Bu çerçevede şu dinamikleri değerlendirmenin önemli olduğunu düşünüyoruz:

  • Son dönemde Avrupa Birliği’nin özellikle Vietnam, Japonya, Hindistan, Meksika gibi ülkelerle ticari ilişkilerinin yakından izlenmesi ve STA politikalarımızın içinden geçtiğimiz süreçte tedarik zincirlerinin dönüşümünü dikkate alarak değerlendirilmesi uygun olacaktır.

  • AB-Vietnam Serbest Ticaret Anlaşması 1 Ağustosta yürürlüğe girdi, AB-Hindistan ticaret müzakerelerinin de hızlanmakta olduğunu görüyoruz. 2000’de imzalanan AB-Meksika anlaşmasının güncellenmesi için de genel prensipler üzerinde mutabakat sağlandı. Tüm bu anlaşmaların Türkiye’yi etkilemesi kaçınılmazdır.

  • Avrupa Birliği, yeni nesil ticaret yaklaşımı ile artık ticari politikalarında Paris Anlaşması ve sürdürülebilir kalkınma ilkelerine uyumu bir ön şart olarak gündeme getiriyor. Bu açıdan, AB Yeşil Mutabakat ve birlikte gelen Sınırda Karbon Düzenlemesi gibi alt düzenlemelerin ülkemizin ihracat rekabetçiliği gözetilerek ele alınması ve sektörel yol haritaları çıkarılması gereklidir. Ticaret Bakanlığı bünyesinde gerçekleştirilen bu çalışmaları yakından takip ediyoruz.

  • Sınırda karbon düzenlemesinin bir risk olmaktan çıkartılabilmesi için sürdürülebilirlik ve çevre,sosyal ve yönetişimsel yani (ESG) kriterlerine uygun iş yapan şirketlerin bir nevi yeşil pasaport gibi muafiyet edinebilmesinin yolunu açacak politikaların geliştirilmesi gereklidir.

  • Başta Avrupa Birliği ülkelerine yönelik genel ihracat ve iş birliklerimiz yanında, yüksek teknoloji ürünlerinin ihracatını da artırabilmek ve dünyadaki rekabete ayak uydurabilmek için, Kişisel Verilerin Korunması Kanunumuzu Avrupa Birliği Genel Veri Koruma Tüzüğü (GDPR) ile uyumlu hale getirmemiz de çok önemlidir.

Değerli konuklar,

Yüksek katma değerli ürün ve üretimi sağlamak, yenilikçilik kasını güçlendirmek, insan yetkinliği ve dijital teknolojiler küresel rekabetçiliğimiz için elzem konular. İçinde bulunduğumuz zorlu dönemde hem en az hasarı almaya çalışmalı hem de hızla toparlanmak için sağlam bir yatırım ortamını eşzamanlı yaratmalı; cazibe merkezi olmak için gerekli ekonomik ve yapısal temelleri de sağlamalıyız.

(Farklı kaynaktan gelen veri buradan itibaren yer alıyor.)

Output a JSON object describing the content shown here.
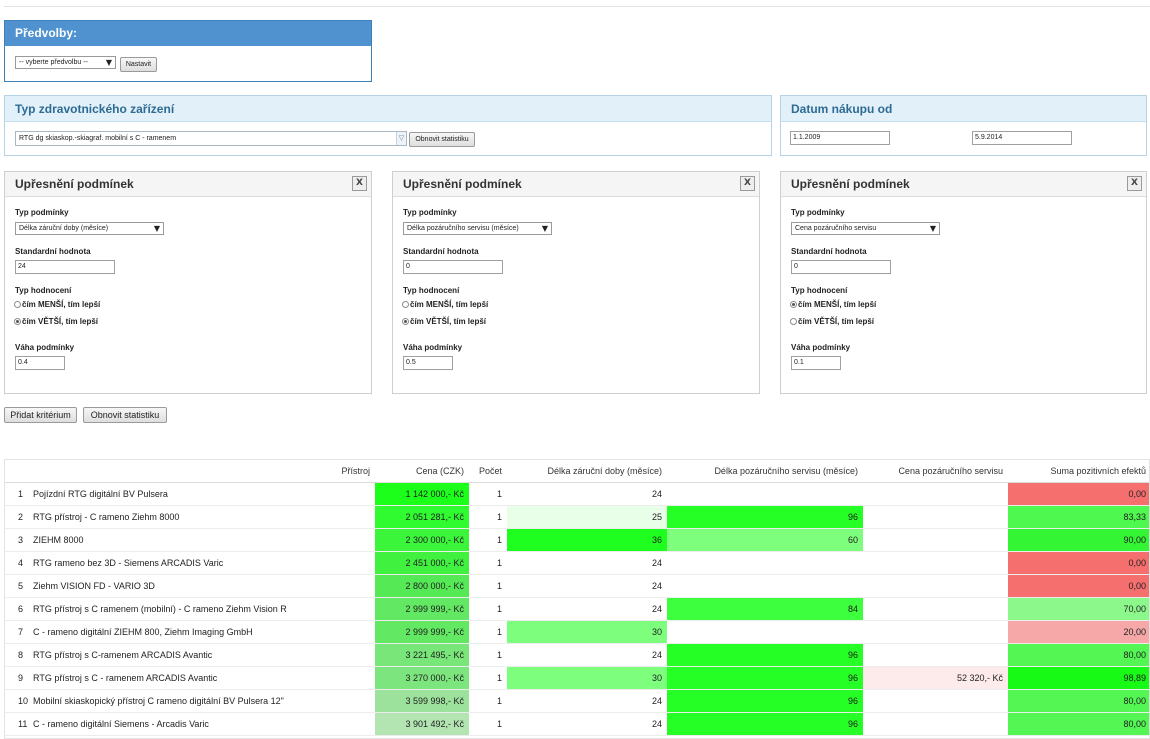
{
  "preferences": {
    "title": "Předvolby:",
    "select_value": "-- vyberte předvolbu --",
    "set_button": "Nastavit"
  },
  "device_type": {
    "title": "Typ zdravotnického zařízení",
    "select_value": "RTG dg skiaskop.-skiagraf. mobilní s C - ramenem",
    "refresh_button": "Obnovit statistiku"
  },
  "purchase_date": {
    "title": "Datum nákupu od",
    "from": "1.1.2009",
    "to": "5.9.2014"
  },
  "criteria_labels": {
    "title": "Upřesnění podmínek",
    "close": "X",
    "type_label": "Typ podmínky",
    "standard_label": "Standardní hodnota",
    "rating_label": "Typ hodnocení",
    "rating_less": "čím MENŠÍ, tím lepší",
    "rating_more": "čím VĚTŠÍ, tím lepší",
    "weight_label": "Váha podmínky"
  },
  "criteria": [
    {
      "type": "Délka záruční doby (měsíce)",
      "standard": "24",
      "rating": "more",
      "weight": "0.4"
    },
    {
      "type": "Délka pozáručního servisu (měsíce)",
      "standard": "0",
      "rating": "more",
      "weight": "0.5"
    },
    {
      "type": "Cena pozáručního servisu",
      "standard": "0",
      "rating": "less",
      "weight": "0.1"
    }
  ],
  "actions": {
    "add_criterion": "Přidat kritérium",
    "refresh": "Obnovit statistiku"
  },
  "table": {
    "headers": [
      "Přístroj",
      "Cena (CZK)",
      "Počet",
      "Délka záruční doby (měsíce)",
      "Délka pozáručního servisu (měsíce)",
      "Cena pozáručního servisu",
      "Suma pozitivních efektů"
    ],
    "rows": [
      {
        "n": "1",
        "name": "Pojízdní RTG digitální BV Pulsera",
        "price": "1 142 000,- Kč",
        "count": "1",
        "warranty": "24",
        "service": "",
        "service_price": "",
        "sum": "0,00",
        "colors": [
          "#1bff1b",
          "#ffffff",
          "#ffffff",
          "#ffffff",
          "#ffffff",
          "#f66f6f"
        ]
      },
      {
        "n": "2",
        "name": "RTG přístroj - C rameno Ziehm 8000",
        "price": "2 051 281,- Kč",
        "count": "1",
        "warranty": "25",
        "service": "96",
        "service_price": "",
        "sum": "83,33",
        "colors": [
          "#30fa30",
          "#ffffff",
          "#e8ffe8",
          "#25ff25",
          "#ffffff",
          "#4ef84e"
        ]
      },
      {
        "n": "3",
        "name": "ZIEHM 8000",
        "price": "2 300 000,- Kč",
        "count": "1",
        "warranty": "36",
        "service": "60",
        "service_price": "",
        "sum": "90,00",
        "colors": [
          "#3af53a",
          "#ffffff",
          "#1fff1f",
          "#7dff7d",
          "#ffffff",
          "#34f534"
        ]
      },
      {
        "n": "4",
        "name": "RTG rameno bez 3D - Siemens ARCADIS Varic",
        "price": "2 451 000,- Kč",
        "count": "1",
        "warranty": "24",
        "service": "",
        "service_price": "",
        "sum": "0,00",
        "colors": [
          "#40f140",
          "#ffffff",
          "#ffffff",
          "#ffffff",
          "#ffffff",
          "#f66f6f"
        ]
      },
      {
        "n": "5",
        "name": "Ziehm VISION FD - VARIO 3D",
        "price": "2 800 000,- Kč",
        "count": "1",
        "warranty": "24",
        "service": "",
        "service_price": "",
        "sum": "0,00",
        "colors": [
          "#55ea55",
          "#ffffff",
          "#ffffff",
          "#ffffff",
          "#ffffff",
          "#f66f6f"
        ]
      },
      {
        "n": "6",
        "name": "RTG přístroj s C ramenem (mobilní) - C rameno Ziehm Vision R",
        "price": "2 999 999,- Kč",
        "count": "1",
        "warranty": "24",
        "service": "84",
        "service_price": "",
        "sum": "70,00",
        "colors": [
          "#62e862",
          "#ffffff",
          "#ffffff",
          "#3dff3d",
          "#ffffff",
          "#8cf88c"
        ]
      },
      {
        "n": "7",
        "name": "C - rameno digitální ZIEHM 800, Ziehm Imaging GmbH",
        "price": "2 999 999,- Kč",
        "count": "1",
        "warranty": "30",
        "service": "",
        "service_price": "",
        "sum": "20,00",
        "colors": [
          "#62e862",
          "#ffffff",
          "#7dff7d",
          "#ffffff",
          "#ffffff",
          "#f6a8a8"
        ]
      },
      {
        "n": "8",
        "name": "RTG přístroj s C-ramenem ARCADIS Avantic",
        "price": "3 221 495,- Kč",
        "count": "1",
        "warranty": "24",
        "service": "96",
        "service_price": "",
        "sum": "80,00",
        "colors": [
          "#78e678",
          "#ffffff",
          "#ffffff",
          "#25ff25",
          "#ffffff",
          "#54f654"
        ]
      },
      {
        "n": "9",
        "name": "RTG přístroj s C - ramenem ARCADIS Avantic",
        "price": "3 270 000,- Kč",
        "count": "1",
        "warranty": "30",
        "service": "96",
        "service_price": "52 320,- Kč",
        "sum": "98,89",
        "colors": [
          "#7de57d",
          "#ffffff",
          "#7dff7d",
          "#25ff25",
          "#fdeaea",
          "#16fa16"
        ]
      },
      {
        "n": "10",
        "name": "Mobilní skiaskopický přístroj C rameno digitální BV Pulsera 12\"",
        "price": "3 599 998,- Kč",
        "count": "1",
        "warranty": "24",
        "service": "96",
        "service_price": "",
        "sum": "80,00",
        "colors": [
          "#9ce29c",
          "#ffffff",
          "#ffffff",
          "#25ff25",
          "#ffffff",
          "#54f654"
        ]
      },
      {
        "n": "11",
        "name": "C - rameno digitální Siemens - Arcadis Varic",
        "price": "3 901 492,- Kč",
        "count": "1",
        "warranty": "24",
        "service": "96",
        "service_price": "",
        "sum": "80,00",
        "colors": [
          "#b2e5b2",
          "#ffffff",
          "#ffffff",
          "#25ff25",
          "#ffffff",
          "#54f654"
        ]
      }
    ]
  }
}
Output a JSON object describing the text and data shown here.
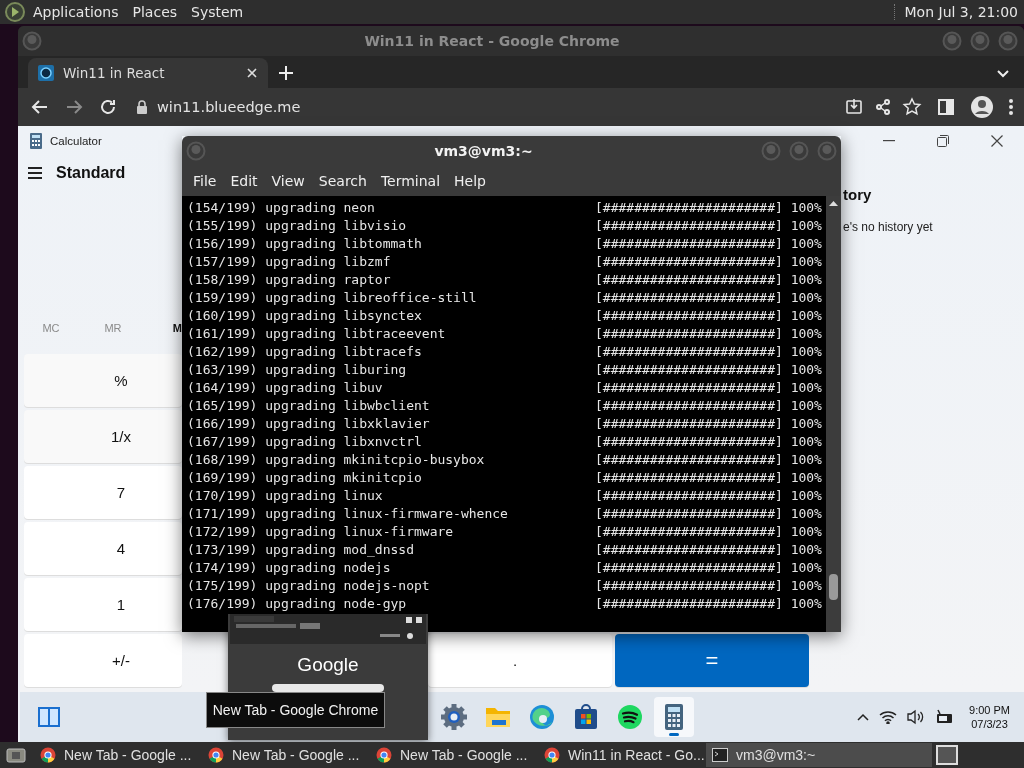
{
  "top_panel": {
    "menus": [
      "Applications",
      "Places",
      "System"
    ],
    "clock": "Mon Jul 3, 21:00"
  },
  "chrome": {
    "title": "Win11 in React - Google Chrome",
    "tabs": [
      {
        "label": "Win11 in React",
        "selected": true
      }
    ],
    "url": "win11.blueedge.me"
  },
  "calculator": {
    "title": "Calculator",
    "mode": "Standard",
    "memory": [
      {
        "label": "MC",
        "disabled": true
      },
      {
        "label": "MR",
        "disabled": true
      },
      {
        "label": "M",
        "disabled": false
      }
    ],
    "left_keys": [
      {
        "label": "%",
        "kind": "function"
      },
      {
        "label": "1/x",
        "kind": "function"
      },
      {
        "label": "7",
        "kind": "digit"
      },
      {
        "label": "4",
        "kind": "digit"
      },
      {
        "label": "1",
        "kind": "digit"
      }
    ],
    "bottom_keys": [
      {
        "label": "+/-",
        "kind": "digit"
      },
      {
        "label": ".",
        "kind": "digit"
      },
      {
        "label": "=",
        "kind": "equals"
      }
    ],
    "history_title": "tory",
    "history_empty": "e's no history yet"
  },
  "win11_taskbar": {
    "apps": [
      {
        "kind": "settings",
        "selected": false
      },
      {
        "kind": "files",
        "selected": false
      },
      {
        "kind": "edge",
        "selected": false
      },
      {
        "kind": "store",
        "selected": false
      },
      {
        "kind": "spotify",
        "selected": false
      },
      {
        "kind": "calculator",
        "selected": true
      }
    ],
    "time": "9:00 PM",
    "date": "07/3/23"
  },
  "terminal": {
    "title": "vm3@vm3:~",
    "menu": [
      "File",
      "Edit",
      "View",
      "Search",
      "Terminal",
      "Help"
    ],
    "lines": [
      {
        "text": "(154/199) upgrading neon",
        "bar": "[######################]",
        "percent": "100%"
      },
      {
        "text": "(155/199) upgrading libvisio",
        "bar": "[######################]",
        "percent": "100%"
      },
      {
        "text": "(156/199) upgrading libtommath",
        "bar": "[######################]",
        "percent": "100%"
      },
      {
        "text": "(157/199) upgrading libzmf",
        "bar": "[######################]",
        "percent": "100%"
      },
      {
        "text": "(158/199) upgrading raptor",
        "bar": "[######################]",
        "percent": "100%"
      },
      {
        "text": "(159/199) upgrading libreoffice-still",
        "bar": "[######################]",
        "percent": "100%"
      },
      {
        "text": "(160/199) upgrading libsynctex",
        "bar": "[######################]",
        "percent": "100%"
      },
      {
        "text": "(161/199) upgrading libtraceevent",
        "bar": "[######################]",
        "percent": "100%"
      },
      {
        "text": "(162/199) upgrading libtracefs",
        "bar": "[######################]",
        "percent": "100%"
      },
      {
        "text": "(163/199) upgrading liburing",
        "bar": "[######################]",
        "percent": "100%"
      },
      {
        "text": "(164/199) upgrading libuv",
        "bar": "[######################]",
        "percent": "100%"
      },
      {
        "text": "(165/199) upgrading libwbclient",
        "bar": "[######################]",
        "percent": "100%"
      },
      {
        "text": "(166/199) upgrading libxklavier",
        "bar": "[######################]",
        "percent": "100%"
      },
      {
        "text": "(167/199) upgrading libxnvctrl",
        "bar": "[######################]",
        "percent": "100%"
      },
      {
        "text": "(168/199) upgrading mkinitcpio-busybox",
        "bar": "[######################]",
        "percent": "100%"
      },
      {
        "text": "(169/199) upgrading mkinitcpio",
        "bar": "[######################]",
        "percent": "100%"
      },
      {
        "text": "(170/199) upgrading linux",
        "bar": "[######################]",
        "percent": "100%"
      },
      {
        "text": "(171/199) upgrading linux-firmware-whence",
        "bar": "[######################]",
        "percent": "100%"
      },
      {
        "text": "(172/199) upgrading linux-firmware",
        "bar": "[######################]",
        "percent": "100%"
      },
      {
        "text": "(173/199) upgrading mod_dnssd",
        "bar": "[######################]",
        "percent": "100%"
      },
      {
        "text": "(174/199) upgrading nodejs",
        "bar": "[######################]",
        "percent": "100%"
      },
      {
        "text": "(175/199) upgrading nodejs-nopt",
        "bar": "[######################]",
        "percent": "100%"
      },
      {
        "text": "(176/199) upgrading node-gyp",
        "bar": "[######################]",
        "percent": "100%"
      }
    ]
  },
  "tab_preview": {
    "logo": "Google",
    "tooltip": "New Tab - Google Chrome"
  },
  "bottom_panel": {
    "tasks": [
      {
        "label": "New Tab - Google ...",
        "kind": "browser",
        "selected": false
      },
      {
        "label": "New Tab - Google ...",
        "kind": "browser",
        "selected": false
      },
      {
        "label": "New Tab - Google ...",
        "kind": "browser",
        "selected": false
      },
      {
        "label": "Win11 in React - Go...",
        "kind": "browser",
        "selected": false
      },
      {
        "label": "vm3@vm3:~",
        "kind": "terminal",
        "selected": true
      }
    ]
  }
}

Bu temellerin başında hiç kuşkusuz ekonomik istikrar geliyor. Kur, faiz, enflasyon döngüsünde yaşanan belirsizlikler ekonomik istikrarı ve reel sektöçok ciddi ölçüde olumsuz etkiliyor. Bu belirsizlikleri aşmanın en iyi yolu para politikasının açık ve net olması, hedeflerin ve araçların iletişiminin doğru şekilde yapılmasıdır. Ekonomide dengelenmeyi sağlamak için bir normalleşme süreci başlatılmış ve son iki ayda bu yönde adımlar atılmıştı. Bu politikaların devamı ülkemize ait risk algısını iyileştirmek için son derece önemli. Bir ülkede ekonomi politikaları ne kadar karmaşık ve anlaşılması güç ise ülkeye olan yatırımcı ilgisi de o kadar zayıflıyor. Normalleşme süreci açık ve net politikalarla devam ettirilmeli.

Sadece finansal piyasalarda değil reel sektörde de serbest piyasa ilkeleri ön planda tutulmalı. Özel şirketlerin ortaklık yapılarına kriterleri belli olmayan şekilde müdahale edilebileceği endişeleri yatırım ortamına zarar verecektir. Ticarette korumacılıktan kaçınılmalı, ticari ortaklarımızla diplomatik ilişkilere özel önem verilmelidir. Uluslararası düzenlemelerden, evrensel hukuk ilkelerinden ayrışılmamalı. Hukuk devleti olmak güvenilir bir yatırım merkezi olmanın en başlıca şartıdır.

Değerli konuklar,

İlkini Haziran ayında gerçekleştirdiğimiz küresel tedarik zinciri webinarında politika yapıcıların ve şirketlerin stratejilerini gözden geçirmeleri gerektiğini vurgulamıştık. Bu kapsamda, daha güvenli tedarik zinciri yapıları oluşturmak için küresel üretim merkezlerinin farklı bölgelere yönlendirilmesini tartışmış; küresel rekabeti ciddi bir şekilde etkileyecek bir dizi yapısal değişikliği gündeme getirmiştik. Bugün ise Sayın Bakanımızdan kamunun bakış açısını dinleme fırsatını bulacak; Yönetim Kurulu Üyemiz Fatih Kemal Ebiçlioğlu’nun moderatörlüğünde MIT Öğretim Üyesi David Schimi Levi’nin öngörülerini ve analizini dinleyeceğiz. Panelimizde de sektörlerin değerlendirmelerini alacağız.

Sözü Sayın Bakanımıza bırakıyor, sevgi ve saygılarımı sunuyorum.